La specie di “stallo psichico” in cui i discepoli, noi a volte, le nostre parrocchie, viene scardinato dall’intervento del Risorto che con gesti e parole, risveglia nei discepoli quei “codici di accesso”, le password, chiavi di lettura che riattivando la loro memoria riaccendono la loro coscienza. Si passa dalla cronaca all’evento.

  La fede nasce, si custodisce e coltiva allora da questa continua frizione con la mia vita ordinaria, in un dialogo che non trasmette semplicemente informazioni dando contenuti, valori morali, precetti, garanzie e raccomandazioni…ma tocca i cuori, accende le passioni, provoca le menti, chiede fiducia, suscita reazioni, chiama in causa la libertà, sollecita delle scelte, conferma una relazione possibile, contemporanea, alimenta la fede, rendendo la vita cristiana stimolante agli occhi degli indifferenti, seducente…

   Così si apriranno i nostri occhi, come per i due discepoli, illuminati da una parola che rischiara, riscalda donando comprensione diversa e progressiva sul reale, su quella vita eterna a noi contemporanea a cui attingere anzi da recriminare, deponendo le pietre dure del bisogna, dell’abitudine, dello scontato, le pietre dietro al quale ci rifugiamo nelle nostre parrocchie per sentirci ancora vivi o utili e fare affidamento alla sua roccia…non alla propria rassicurante autoreferenzialità.

Sempre in due, vita e fede: per il cristiano senza una delle due non si accende nessun fuoco, non si scalda o illumina niente, si manca l’appuntamento fondamentale col risorto e con la vita eterna già iniziata qui ora assieme, per tutti quelli che la reclamino.

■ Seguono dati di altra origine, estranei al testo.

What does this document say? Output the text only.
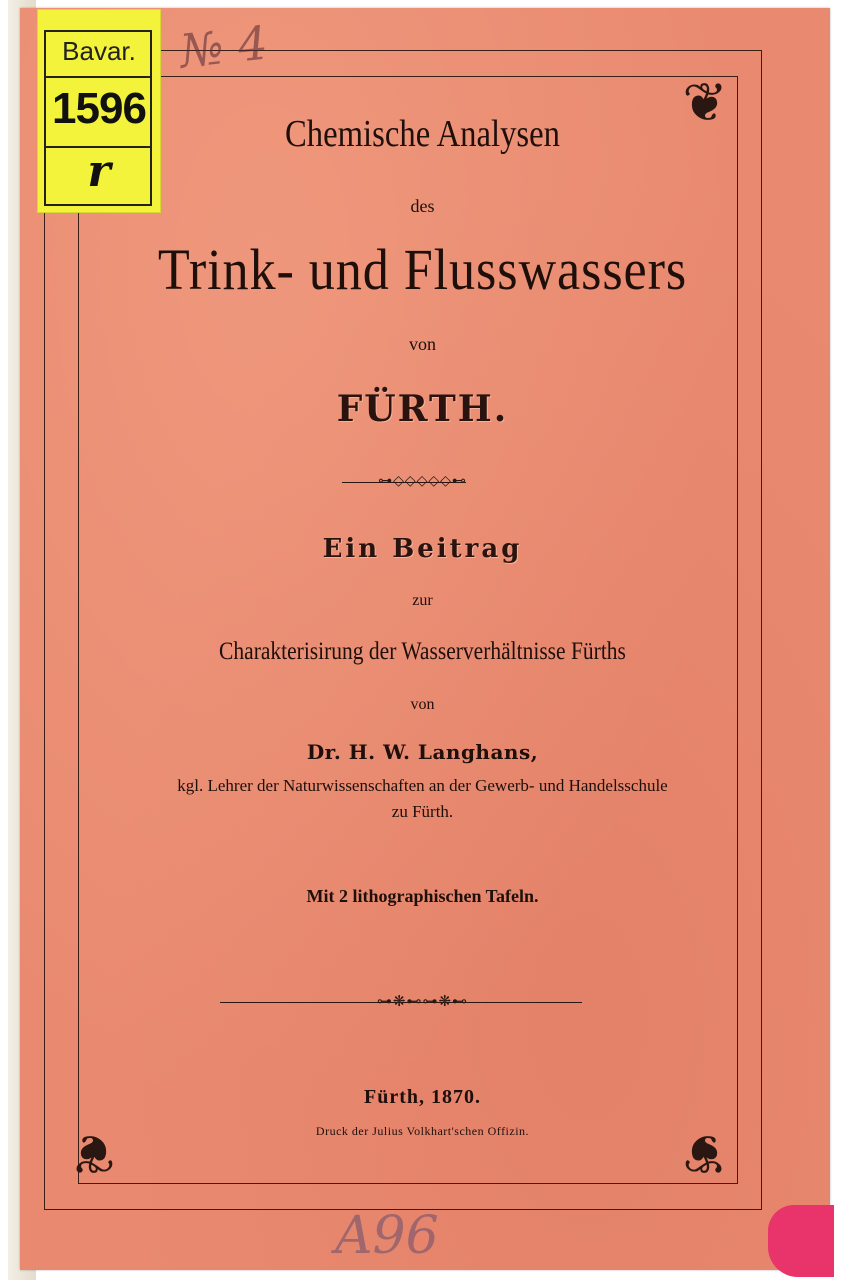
❦
❦	❦
Bavar.
1596
r
№ 4
Chemische Analysen
des
Trink- und Flusswassers
von
FÜRTH.
⊶◇◇◇◇◇⊷
Ein Beitrag
zur
Charakterisirung der Wasserverhältnisse Fürths
von
Dr. H. W. Langhans,
kgl. Lehrer der Naturwissenschaften an der Gewerb- und Handelsschule
zu Fürth.
Mit 2 lithographischen Tafeln.
⊶❋⊷⊶❋⊷
Fürth, 1870.
Druck der Julius Volkhart'schen Offizin.
A96
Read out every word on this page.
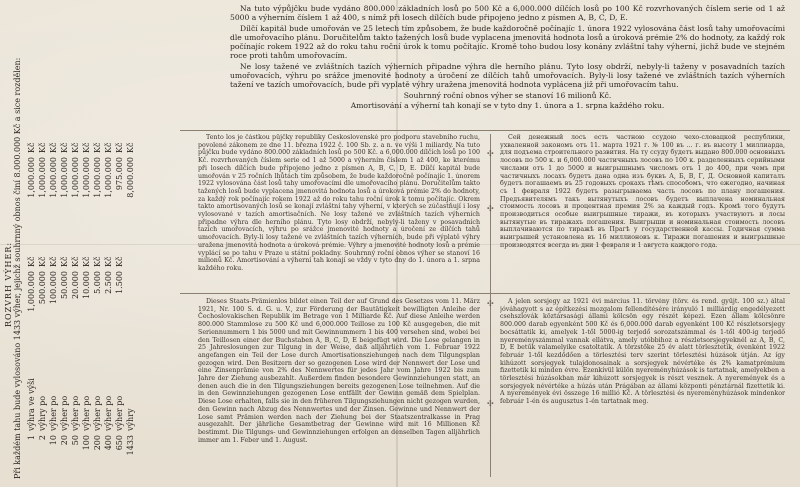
ROZVRH VÝHER: Při každém tahu bude vylosováno 1433 výher, jejichž souhrnný obnos činí 8.000.000 Kč a sice rozdělen: 1 2 10 20 50 100 200 400 650 1433
výhra ve výši výhry po výher po výher po výher po výher po výher po výher po výher po výhry
1,000.000 500.000 100.000 50.000 20.000 10.000 5.000 2.500 1.500
Kč Kč Kč Kč Kč Kč Kč Kč Kč
1,000.000 1,000.000 1,000.000 1,000.000 1,000.000 1,000.000 1,000.000 1,000.000 975.000 8,000.000
Kč Kč Kč Kč Kč Kč Kč Kč Kč Kč

Na tuto výpůjčku bude vydáno 800.000 základních losů po 500 Kč a 6,000.000 dílčích losů po 100 Kč rozvrhovaných číslem serie od 1 až 5000 a výherním číslem 1 až 400, s nímž při losech dílčích bude připojeno jedno z písmen A, B, C, D, E.

Dílčí kapitál bude umořován ve 25 letech tím způsobem, že bude každoročně počínajíc 1. února 1922 vylosována část losů tahy umořovacími dle umořovacího plánu. Doručitelům takto tažených losů bude vyplacena jmenovitá hodnota losů a úroková prémie 2% do hodnoty, za každý rok počínajíc rokem 1922 až do roku tahu roční úrok k tomu počítajíc. Kromě toho budou losy konány zvláštní tahy výherní, jichž bude ve stejném roce proti tahům umořovacím.

Ne losy tažené ve zvláštních tazích výherních připadne výhra dle herního plánu. Tyto losy obdrží, nebyly-li taženy v posavadních tazích umořovacích, výhru po srážce jmenovité hodnoty a úročení ze dílčích tahů umořovacích. Byly-li losy tažené ve zvláštních tazích výherních tažení ve tazích umořovacích, bude při vyplatě výhry uražena jmenovitá hodnota vyplácena již při umořovacím tahu.

Souhrnný roční obnos výher se stanoví 16 milionů Kč.

Amortisování a výherní tah konají se v tyto dny 1. února a 1. srpna každého roku.

✣
✣
✣
✣

Tento los je částkou půjčky republiky Československé pro podporu stavebního ruchu, povolené zákonem ze dne 11. března 1922 č. 100 Sb. z. a n. ve výši 1 miliardy. Na tuto půjčku bude vydáno 800.000 základních losů po 500 Kč. a 6,000.000 dílčích losů po 100 Kč. rozvrhovaných číslem serie od 1 až 5000 a výherním číslem 1 až 400, ke kterému při losech dílčích bude připojeno jedno z písmen A, B, C, D, E. Dílčí kapitál bude umořován v 25 ročních lhůtách tím způsobem, že bude každoročně počínajíc 1. únorem 1922 vylosována část losů tahy umořovacími dle umořovacího plánu. Doručitelům takto tažených losů bude vyplacena jmenovitá hodnota losů a úroková prémie 2% do hodnoty, za každý rok počínajíc rokem 1922 až do roku tahu roční úrok k tomu počítajíc. Okrem takto amortisovaných losů se konají zvláštní tahy výherní, v kterých se zúčastňují i losy vylosované v tazích amortisačních. Ne losy tažené ve zvláštních tazích výherních připadne výhra dle herního plánu. Tyto losy obdrží, nebyly-li taženy v posavadních tazích umořovacích, výhru po srážce jmenovité hodnoty a úročení ze dílčích tahů umořovacích. Byly-li losy tažené ve zvláštních tazích výherních, bude při výplatě výhry uražena jmenovitá hodnota a úroková prémie. Výhry a jmenovité hodnoty losů a prémie vyplácí se po tahu v Praze u státní pokladny. Souhrnný roční obnos výher se stanoví 16 milionů Kč. Amortisování a výherní tah konají se vždy v tyto dny do 1. února a 1. srpna každého roku.

Сей денежный лосъ есть частною ссудою чехо-словацкой республики, ухваленной закономъ отъ 11. марта 1921 г. № 100 въ ... г. въ высоту 1 миллиарда, для подъема строительного развития. На ту ссуду будетъ выдано 800.000 основныхъ лосовъ по 500 к. и 6,000.000 частичныхъ лосовъ по 100 к. разделенныхъ серийными числами отъ 1 до 5000 и выигрышнымъ числомъ отъ 1 до 400, при чемъ при частичныхъ лосахъ будетъ дана одна изъ буквъ А, Б, В, Г, Д. Основной капиталъ будетъ погашаемъ въ 25 годовыхъ срокахъ тѣмъ способомъ, что ежегодно, начиная съ 1 февраля 1922 будетъ разыгрываема часть лосовъ по плану погашения. Предъявителямъ такъ вытянутыхъ лосовъ будетъ выплачена номинальная стоимость лосовъ и процентная премия 2% за каждый годъ. Кромѣ того будутъ производиться особые выигрышные тиражи, въ которыхъ участвуютъ и лосы вытянутые въ тиражахъ погашения. Выигрыши и номинальная стоимость лосовъ выплачиваются по тиражѣ въ Прагѣ у государственной кассы. Годичная сумма выигрышей установлена въ 16 миллионовъ к. Тиражи погашения и выигрышные производятся всегда въ дни 1 февраля и 1 августа каждого года.

Dieses Staats-Prämienlos bildet einen Teil der auf Grund des Gesetzes vom 11. März 1921, Nr. 100 S. d. G. u. V., zur Förderung der Bautätigkeit bewilligten Anleihe der Čechoslovakischen Republik im Betrage von 1 Milliarde Kč. Auf diese Anleihe werden 800.000 Stammlose zu 500 Kč und 6,000.000 Teillose zu 100 Kč ausgegeben, die mit Seriennummern 1 bis 5000 und mit Gewinnummern 1 bis 400 versehen sind, wobei bei den Teillosen einer der Buchstaben A, B, C, D, E beigefügt wird. Die Lose gelangen in 25 Jahreslosungen zur Tilgung in der Weise, daß alljährlich vom 1. Februar 1922 angefangen ein Teil der Lose durch Amortisationsziehungen nach dem Tilgungsplan gezogen wird. Den Besitzern der so gezogenen Lose wird der Nennwert der Lose und eine Zinsenprämie von 2% des Nennwertes für jedes Jahr vom Jahre 1922 bis zum Jahre der Ziehung ausbezahlt. Außerdem finden besondere Gewinnziehungen statt, an denen auch die in den Tilgungsziehungen bereits gezogenen Lose teilnehmen. Auf die in den Gewinnziehungen gezogenen Lose entfällt der Gewinn gemäß dem Spielplan. Diese Lose erhalten, falls sie in den früheren Tilgungsziehungen nicht gezogen wurden, den Gewinn nach Abzug des Nennwertes und der Zinsen. Gewinne und Nennwert der Lose samt Prämien werden nach der Ziehung bei der Staatszentralkasse in Prag ausgezahlt. Der jährliche Gesamtbetrag der Gewinne wird mit 16 Millionen Kč bestimmt. Die Tilgungs- und Gewinnziehungen erfolgen an denselben Tagen alljährlich immer am 1. Feber und 1. August.

A jelen sorsjegy az 1921 évi március 11. törvény (törv. és rend. gyűjt. 100 sz.) által jóváhagyott s az építkezési mozgalom fellendítésére irányuló 1 milliárdig engedélyezett csehszlovák köztársasági állami kölcsön egy részét képezi. Ezen állam kölcsönre 800.000 darab egyenként 500 Kč és 6,000.000 darab egyenként 100 Kč részletsorsjegy bocsáttatik ki, amelyek 1-től 5000-ig terjedő sorozatszámmal és 1-től 400-ig terjedő nyereményszámmal vannak ellátva, amely utóbbihoz a részletsorsjegyeknél az A, B, C, D, E betűk valamelyike csatoltatik. A törzstőke 25 év alatt törlesztetik, évenként 1922 február 1-től kezdődően a törlesztési terv szerint törlesztési húzások útján. Az így kihúzott sorsjegyek tulajdonosainak a sorsjegyek névértéke és 2% kamatprémium fizettetik ki minden évre. Ezenkívül külön nyereményhúzások is tartatnak, amelyekben a törlesztési húzásokban már kihúzott sorsjegyek is részt vesznek. A nyeremények és a sorsjegyek névértéke a húzás után Prágában az állami központi pénztárnál fizettetik ki. A nyeremények évi összege 16 millió Kč. A törlesztési és nyereményhúzások mindenkor február 1-én és augusztus 1-én tartatnak meg.
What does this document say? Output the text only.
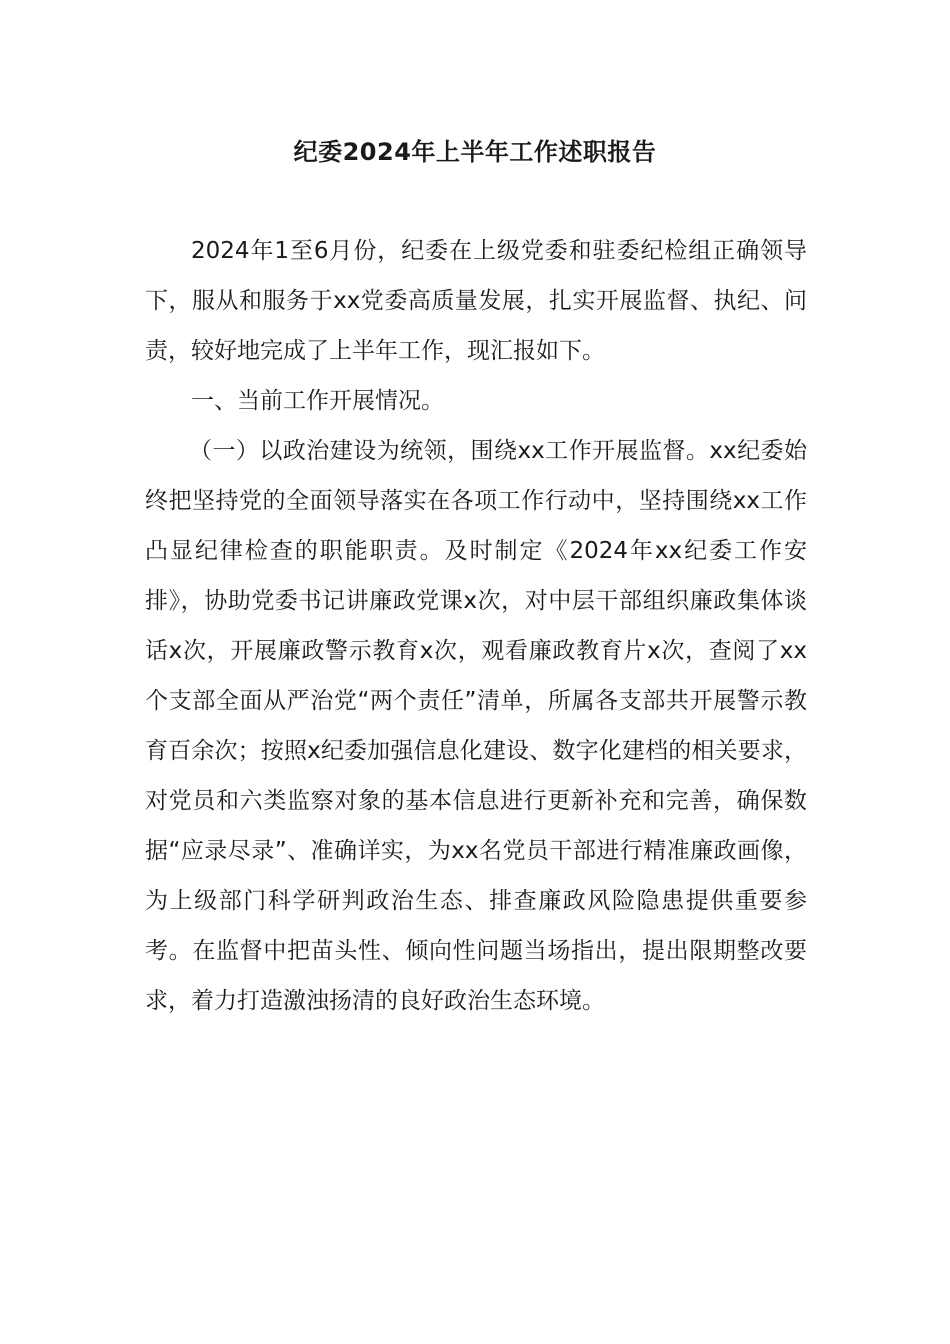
纪委2024年上半年工作述职报告

2024年1至6月份，纪委在上级党委和驻委纪检组正确领导下，服从和服务于xx党委高质量发展，扎实开展监督、执纪、问责，较好地完成了上半年工作，现汇报如下。

一、当前工作开展情况。

（一）以政治建设为统领，围绕xx工作开展监督。xx纪委始终把坚持党的全面领导落实在各项工作行动中，坚持围绕xx工作凸显纪律检查的职能职责。及时制定《2024年xx纪委工作安排》，协助党委书记讲廉政党课x次，对中层干部组织廉政集体谈话x次，开展廉政警示教育x次，观看廉政教育片x次，查阅了xx个支部全面从严治党“两个责任”清单，所属各支部共开展警示教育百余次；按照x纪委加强信息化建设、数字化建档的相关要求，对党员和六类监察对象的基本信息进行更新补充和完善，确保数据“应录尽录”、准确详实，为xx名党员干部进行精准廉政画像，为上级部门科学研判政治生态、排查廉政风险隐患提供重要参考。在监督中把苗头性、倾向性问题当场指出，提出限期整改要求，着力打造激浊扬清的良好政治生态环境。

Il Signore ci aiuti a sceglierlo come pietra angolare per la nostra vita in questo tempo di Pasqua, senza paura delle scintille, a dargli del TU per non essere invece pietre da caminetto, cioè refrattarie al fuoco del suo spirito, al calore della luce col quale vuole far ardere i nostri cuori e illuminare il nostro cammino.